Imagining a sound behind me, I turn in fear. I see nothing different but a puzzling area of sky, a huge dark nebula, sharply outlined, with no stars. But two green moons. Over me they loom. Eyes. A beast has been sitting, quietly watching me, too large to see. Couerl. My knees shiver.

In his ruthless eyes is a riddle.

The black sphinx speaks. A deep whisper in this thin air. "Remember Arya of Herun?"

I know that name, I know... I knew that name.

The monster says, "Arya was a hill woman who liked animals. One day she found a tiny black beast she couldn't name. She brought it into her home, cared for it. And it grew. And it grew. Until all her other animals fled, and it lived alone with her, dark, enormous, nameless, stalking her from room to room while she lived in terror, unfree, afraid to challenge it..."

The monster waits in silence. I whisper "What did she do?"

"What will you do?" says the silhouette.

I stare at the stars outlining the vast beast. Seated, the sphinx is still taller than me. Yet he doesn't pounce and end it, suck the warmth from my bones as he longs to do.

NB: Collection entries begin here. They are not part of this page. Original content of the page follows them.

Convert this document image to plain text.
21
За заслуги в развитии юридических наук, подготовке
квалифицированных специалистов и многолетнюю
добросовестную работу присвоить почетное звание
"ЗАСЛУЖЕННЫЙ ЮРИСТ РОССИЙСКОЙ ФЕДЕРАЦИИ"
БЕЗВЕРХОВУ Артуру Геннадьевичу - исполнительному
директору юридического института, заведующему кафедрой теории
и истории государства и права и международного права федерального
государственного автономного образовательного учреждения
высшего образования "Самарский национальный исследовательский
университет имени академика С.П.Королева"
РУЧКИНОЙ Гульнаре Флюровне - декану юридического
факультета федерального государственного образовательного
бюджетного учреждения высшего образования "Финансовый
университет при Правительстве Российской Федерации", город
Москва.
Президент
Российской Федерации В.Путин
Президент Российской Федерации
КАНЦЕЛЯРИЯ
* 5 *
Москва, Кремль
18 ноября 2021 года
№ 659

Waiting for my answer. They wait for your answer.

What will I do? What is my answer?

I want to go home. This world is a ruin. Even love here kills. But how can I find my way? I can see the stars so clearly in the thin air, and the constellations look normal. Earth can't be far. I might guess which is my home sun, if I looked long enough for an unexpected bright star. That's the way out! Get a clear view of a better world and throw my mind there. My body might follow. It's the only way left off this dead world. No ship, no fuel, no love, no script. My mind has to be the riddle's answer; it's all I have.

But I'll need a stronger body. Heat of suns, radiation, the cold of deep space, the shock of whatever I land in at the far end... A survivor.

Couerl is waiting. A monster that sucks the warmth out of human hearts.

The chill stars wheel and the black tiger waits... as I recognize temptation.

"Couerl... I don't want to be like you."

"I'm not Couerl. You have misspelled me. I am Coeurl."

Curl? Oh! Coeur: "heart". That one E out of place spells the difference between my childhood nightmare and...

I'm queasy, but I take the risk; I riddle the sphinx. "What did Arya do?"

"She died of fear."

"What was the beast?"

"No one ever knew. It stood for a week on her grave, wailing such grief that no one near could sleep or eat. Then it died, too." I look across the gap from Coeurl's green eyes to mine.

Level with mine. I've chosen. I stand and stretch, look at the stars again with my new eyes, huge spectrometers in the dark. And recognize my lemonwhite Sun, the one star out of place. I crouch my black form, the shape I feared so, the only one that will do; I still my beating tail, flatten ears against the sonic boom--and leap over Coeurl and the battered pylons, out of the screaming air, off the dead world, into black-cat infinity, green eyes fixed on home.


The riddle of Arya is paraphrased from Patricia McKillip's "Harpist in the Wind," which I read not long before the dream.

Couerl's story, "Black Destroyer", is a classic science fiction story by A.E. Van Vogt.